Logarithm properties are essential tools in calculus, especially when dealing with logarithmic functions. One key property to remember is \(\text{ln}(a^b) = b \text{ln}(a)\). This property is particularly useful because it allows us to simplify expressions involving logarithms raised to a power. In the original exercise, we applied this property to the function \(y = x \text{ln}(x^2)\). By using the logarithm property, we can rewrite the function as \(y = x \text{ln}(x^2) = x \times 2 \text{ln}(x) = 2x \text{ln}(x)\). Simplifying the function in this manner makes it easier to apply differentiation rules in subsequent steps.

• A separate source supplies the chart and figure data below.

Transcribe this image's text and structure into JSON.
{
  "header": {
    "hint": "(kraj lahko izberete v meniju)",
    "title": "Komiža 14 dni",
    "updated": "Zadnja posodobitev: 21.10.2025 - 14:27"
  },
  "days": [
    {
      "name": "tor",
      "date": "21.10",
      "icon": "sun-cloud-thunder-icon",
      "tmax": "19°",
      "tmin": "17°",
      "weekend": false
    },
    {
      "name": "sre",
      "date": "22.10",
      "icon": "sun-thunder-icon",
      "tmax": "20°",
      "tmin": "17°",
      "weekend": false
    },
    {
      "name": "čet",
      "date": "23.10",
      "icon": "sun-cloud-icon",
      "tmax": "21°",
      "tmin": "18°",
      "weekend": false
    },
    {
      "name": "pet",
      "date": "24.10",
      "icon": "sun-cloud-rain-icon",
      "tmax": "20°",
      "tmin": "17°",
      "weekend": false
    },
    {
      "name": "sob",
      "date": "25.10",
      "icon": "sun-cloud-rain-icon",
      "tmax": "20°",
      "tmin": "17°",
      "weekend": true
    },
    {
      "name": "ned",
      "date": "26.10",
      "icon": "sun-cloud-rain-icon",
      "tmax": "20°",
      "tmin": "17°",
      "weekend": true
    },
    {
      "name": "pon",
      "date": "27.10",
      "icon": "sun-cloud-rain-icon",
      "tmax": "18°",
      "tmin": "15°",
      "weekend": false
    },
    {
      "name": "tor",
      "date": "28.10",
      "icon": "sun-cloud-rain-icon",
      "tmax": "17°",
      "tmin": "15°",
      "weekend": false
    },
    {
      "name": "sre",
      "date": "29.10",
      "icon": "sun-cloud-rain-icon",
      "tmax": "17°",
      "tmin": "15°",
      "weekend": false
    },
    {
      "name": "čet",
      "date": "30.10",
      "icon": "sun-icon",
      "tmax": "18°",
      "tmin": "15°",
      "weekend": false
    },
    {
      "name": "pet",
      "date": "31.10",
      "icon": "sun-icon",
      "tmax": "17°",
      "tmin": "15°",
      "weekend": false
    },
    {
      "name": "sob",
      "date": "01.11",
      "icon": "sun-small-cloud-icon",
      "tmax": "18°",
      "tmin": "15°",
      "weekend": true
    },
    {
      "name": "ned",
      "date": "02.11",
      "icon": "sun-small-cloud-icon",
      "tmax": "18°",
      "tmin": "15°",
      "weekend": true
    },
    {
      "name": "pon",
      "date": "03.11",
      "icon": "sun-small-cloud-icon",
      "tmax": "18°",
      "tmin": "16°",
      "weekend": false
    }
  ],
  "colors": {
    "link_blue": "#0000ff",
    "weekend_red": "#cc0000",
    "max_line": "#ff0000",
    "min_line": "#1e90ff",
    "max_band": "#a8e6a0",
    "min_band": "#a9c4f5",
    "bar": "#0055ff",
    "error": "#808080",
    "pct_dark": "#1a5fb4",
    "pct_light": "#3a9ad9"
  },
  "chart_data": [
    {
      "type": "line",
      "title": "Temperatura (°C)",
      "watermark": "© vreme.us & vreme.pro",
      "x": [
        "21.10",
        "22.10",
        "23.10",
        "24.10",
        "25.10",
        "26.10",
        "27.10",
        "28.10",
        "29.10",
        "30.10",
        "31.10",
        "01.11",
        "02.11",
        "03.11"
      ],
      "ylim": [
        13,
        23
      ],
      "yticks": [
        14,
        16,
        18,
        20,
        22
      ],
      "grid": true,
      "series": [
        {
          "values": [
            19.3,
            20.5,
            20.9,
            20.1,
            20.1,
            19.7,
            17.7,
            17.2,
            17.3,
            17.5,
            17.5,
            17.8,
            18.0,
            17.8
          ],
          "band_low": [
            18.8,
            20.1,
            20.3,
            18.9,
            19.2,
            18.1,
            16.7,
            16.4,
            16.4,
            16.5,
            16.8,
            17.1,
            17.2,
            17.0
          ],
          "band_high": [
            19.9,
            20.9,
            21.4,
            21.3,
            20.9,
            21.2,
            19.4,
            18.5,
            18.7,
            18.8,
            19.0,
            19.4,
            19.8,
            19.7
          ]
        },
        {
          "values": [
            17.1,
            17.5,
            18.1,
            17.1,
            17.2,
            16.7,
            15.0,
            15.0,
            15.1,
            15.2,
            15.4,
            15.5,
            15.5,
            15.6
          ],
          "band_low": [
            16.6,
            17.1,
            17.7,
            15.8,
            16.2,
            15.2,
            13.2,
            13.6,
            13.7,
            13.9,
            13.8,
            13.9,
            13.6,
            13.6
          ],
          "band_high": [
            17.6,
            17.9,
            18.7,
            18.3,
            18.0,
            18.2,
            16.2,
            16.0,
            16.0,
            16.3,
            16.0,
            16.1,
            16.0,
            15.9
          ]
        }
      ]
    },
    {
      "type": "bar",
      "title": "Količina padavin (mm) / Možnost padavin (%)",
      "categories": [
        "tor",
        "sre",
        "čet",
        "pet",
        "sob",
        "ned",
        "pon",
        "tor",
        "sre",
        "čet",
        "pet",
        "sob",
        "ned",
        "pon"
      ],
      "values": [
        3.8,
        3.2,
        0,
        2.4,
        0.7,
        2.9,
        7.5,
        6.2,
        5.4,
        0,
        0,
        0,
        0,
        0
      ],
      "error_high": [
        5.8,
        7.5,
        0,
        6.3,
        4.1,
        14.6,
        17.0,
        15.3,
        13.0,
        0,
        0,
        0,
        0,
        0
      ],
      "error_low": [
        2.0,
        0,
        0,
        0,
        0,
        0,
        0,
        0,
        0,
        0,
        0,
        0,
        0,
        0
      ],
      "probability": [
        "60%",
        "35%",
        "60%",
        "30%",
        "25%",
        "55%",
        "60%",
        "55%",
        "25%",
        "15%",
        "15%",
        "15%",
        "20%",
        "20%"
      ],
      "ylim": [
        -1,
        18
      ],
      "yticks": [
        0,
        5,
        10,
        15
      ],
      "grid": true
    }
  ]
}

The product rule in calculus is a fundamental technique for finding the derivative of a product of two functions. Mathematically, if you have two functions \(u(x)\) and \(v(x)\), the product rule states that \(\frac{d}{dx}[u(x)v(x)] = u'(x)v(x) + u(x)v'(x)\).

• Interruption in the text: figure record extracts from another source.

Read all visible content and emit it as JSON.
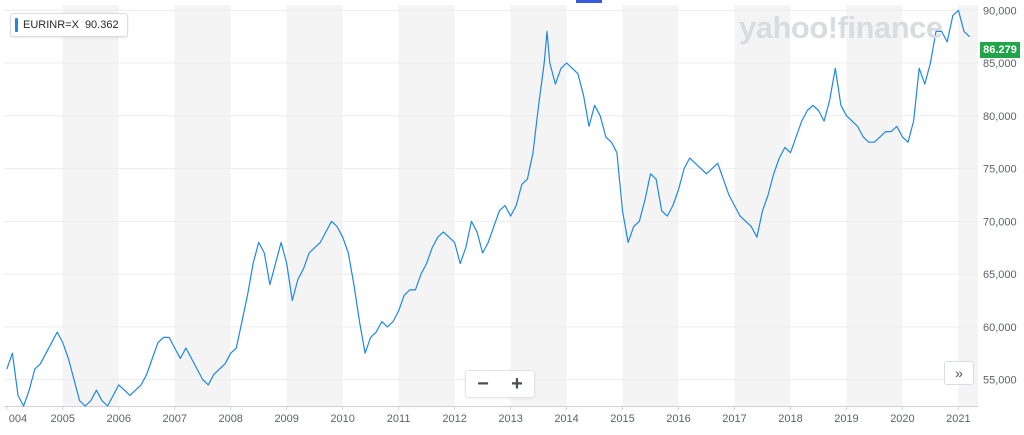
{
  "legend": {
    "symbol": "EURINR=X",
    "value": "90.362"
  },
  "last_price": "86.279",
  "watermark": "yahoo!finance",
  "controls": {
    "zoom_out": "−",
    "zoom_in": "+",
    "expand": "»"
  },
  "colors": {
    "line": "#1e88e5",
    "band": "#f4f4f4",
    "badge": "#21a348",
    "legend_bar": "#1e88e5"
  },
  "chart_data": {
    "type": "line",
    "title": "",
    "xlabel": "",
    "ylabel": "",
    "x_tick_labels": [
      "004",
      "2005",
      "2006",
      "2007",
      "2008",
      "2009",
      "2010",
      "2011",
      "2012",
      "2013",
      "2014",
      "2015",
      "2016",
      "2017",
      "2018",
      "2019",
      "2020",
      "2021"
    ],
    "y_tick_labels": [
      "90,000",
      "85,000",
      "80,000",
      "75,000",
      "70,000",
      "65,000",
      "60,000",
      "55,000"
    ],
    "ylim": [
      52.5,
      90.5
    ],
    "xlim": [
      2003.95,
      2021.35
    ],
    "grid": true,
    "series": [
      {
        "name": "EURINR=X",
        "x": [
          2004.0,
          2004.1,
          2004.2,
          2004.3,
          2004.4,
          2004.5,
          2004.6,
          2004.7,
          2004.8,
          2004.9,
          2005.0,
          2005.1,
          2005.2,
          2005.3,
          2005.4,
          2005.5,
          2005.6,
          2005.7,
          2005.8,
          2005.9,
          2006.0,
          2006.1,
          2006.2,
          2006.3,
          2006.4,
          2006.5,
          2006.6,
          2006.7,
          2006.8,
          2006.9,
          2007.0,
          2007.1,
          2007.2,
          2007.3,
          2007.4,
          2007.5,
          2007.6,
          2007.7,
          2007.8,
          2007.9,
          2008.0,
          2008.1,
          2008.2,
          2008.3,
          2008.4,
          2008.5,
          2008.6,
          2008.7,
          2008.8,
          2008.9,
          2009.0,
          2009.1,
          2009.2,
          2009.3,
          2009.4,
          2009.5,
          2009.6,
          2009.7,
          2009.8,
          2009.9,
          2010.0,
          2010.1,
          2010.2,
          2010.3,
          2010.4,
          2010.5,
          2010.6,
          2010.7,
          2010.8,
          2010.9,
          2011.0,
          2011.1,
          2011.2,
          2011.3,
          2011.4,
          2011.5,
          2011.6,
          2011.7,
          2011.8,
          2011.9,
          2012.0,
          2012.1,
          2012.2,
          2012.3,
          2012.4,
          2012.5,
          2012.6,
          2012.7,
          2012.8,
          2012.9,
          2013.0,
          2013.1,
          2013.2,
          2013.3,
          2013.4,
          2013.5,
          2013.6,
          2013.65,
          2013.7,
          2013.8,
          2013.9,
          2014.0,
          2014.1,
          2014.2,
          2014.3,
          2014.4,
          2014.5,
          2014.6,
          2014.7,
          2014.8,
          2014.9,
          2015.0,
          2015.1,
          2015.2,
          2015.3,
          2015.4,
          2015.5,
          2015.6,
          2015.7,
          2015.8,
          2015.9,
          2016.0,
          2016.1,
          2016.2,
          2016.3,
          2016.4,
          2016.5,
          2016.6,
          2016.7,
          2016.8,
          2016.9,
          2017.0,
          2017.1,
          2017.2,
          2017.3,
          2017.4,
          2017.5,
          2017.6,
          2017.7,
          2017.8,
          2017.9,
          2018.0,
          2018.1,
          2018.2,
          2018.3,
          2018.4,
          2018.5,
          2018.6,
          2018.7,
          2018.8,
          2018.9,
          2019.0,
          2019.1,
          2019.2,
          2019.3,
          2019.4,
          2019.5,
          2019.6,
          2019.7,
          2019.8,
          2019.9,
          2020.0,
          2020.1,
          2020.2,
          2020.3,
          2020.4,
          2020.5,
          2020.6,
          2020.7,
          2020.8,
          2020.9,
          2021.0,
          2021.1,
          2021.2
        ],
        "values": [
          56.0,
          57.5,
          53.5,
          52.5,
          54.0,
          56.0,
          56.5,
          57.5,
          58.5,
          59.5,
          58.5,
          57.0,
          55.0,
          53.0,
          52.5,
          53.0,
          54.0,
          53.0,
          52.5,
          53.5,
          54.5,
          54.0,
          53.5,
          54.0,
          54.5,
          55.5,
          57.0,
          58.5,
          59.0,
          59.0,
          58.0,
          57.0,
          58.0,
          57.0,
          56.0,
          55.0,
          54.5,
          55.5,
          56.0,
          56.5,
          57.5,
          58.0,
          60.5,
          63.0,
          66.0,
          68.0,
          67.0,
          64.0,
          66.0,
          68.0,
          66.0,
          62.5,
          64.5,
          65.5,
          67.0,
          67.5,
          68.0,
          69.0,
          70.0,
          69.5,
          68.5,
          67.0,
          64.0,
          60.5,
          57.5,
          59.0,
          59.5,
          60.5,
          60.0,
          60.5,
          61.5,
          63.0,
          63.5,
          63.5,
          65.0,
          66.0,
          67.5,
          68.5,
          69.0,
          68.5,
          68.0,
          66.0,
          67.5,
          70.0,
          69.0,
          67.0,
          68.0,
          69.5,
          71.0,
          71.5,
          70.5,
          71.5,
          73.5,
          74.0,
          76.5,
          81.0,
          85.0,
          88.0,
          85.0,
          83.0,
          84.5,
          85.0,
          84.5,
          84.0,
          82.0,
          79.0,
          81.0,
          80.0,
          78.0,
          77.5,
          76.5,
          71.0,
          68.0,
          69.5,
          70.0,
          72.0,
          74.5,
          74.0,
          71.0,
          70.5,
          71.5,
          73.0,
          75.0,
          76.0,
          75.5,
          75.0,
          74.5,
          75.0,
          75.5,
          74.0,
          72.5,
          71.5,
          70.5,
          70.0,
          69.5,
          68.5,
          71.0,
          72.5,
          74.5,
          76.0,
          77.0,
          76.5,
          78.0,
          79.5,
          80.5,
          81.0,
          80.5,
          79.5,
          81.5,
          84.5,
          81.0,
          80.0,
          79.5,
          79.0,
          78.0,
          77.5,
          77.5,
          78.0,
          78.5,
          78.5,
          79.0,
          78.0,
          77.5,
          79.5,
          84.5,
          83.0,
          85.0,
          88.0,
          88.0,
          87.0,
          89.5,
          90.0,
          88.0,
          87.5
        ]
      }
    ]
  }
}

In our exercise, the function \(y = 2x \text{ln}(x)\) is a product of \(u(x) = 2x\) and \(v(x) = \text{ln}(x)\). Applying the product rule involves taking the derivatives of both \(u(x)\) and \(v(x)\) and then combining them according to the rule. This method ensures that we can systematically obtain the derivative of more complex functions that are expressed as products.

Differentiation is the process of finding the derivative of a function, which represents the rate at which the function's value changes. In the context of our given function \(y = 2x \text{ln}(x)\), we need to find the derivatives of each part of the product.

First, let's find the derivative of \(u(x) = 2x\). Using basic differentiation rules, we get \(u'(x) = 2\).

Next, for \(v(x) = \text{ln}(x)\), the derivative is \(\frac{d}{dx}[\text{ln}(x)] = \frac{1}{x}\).

Now apply the product rule:
\(\frac{d}{dx}[2x \text{ln}(x)] = 2 \times \text{ln}(x) + 2x \times \frac{1}{x}\).

Simplify to get:
\(\frac{dy}{dx} = 2 \text{ln}(x) + 2\).

Hence, the derivative of the original function \(y = x \text{ln}(x^2)\) is \(\frac{dy}{dx} = 2 \text{ln}(x) + 2\).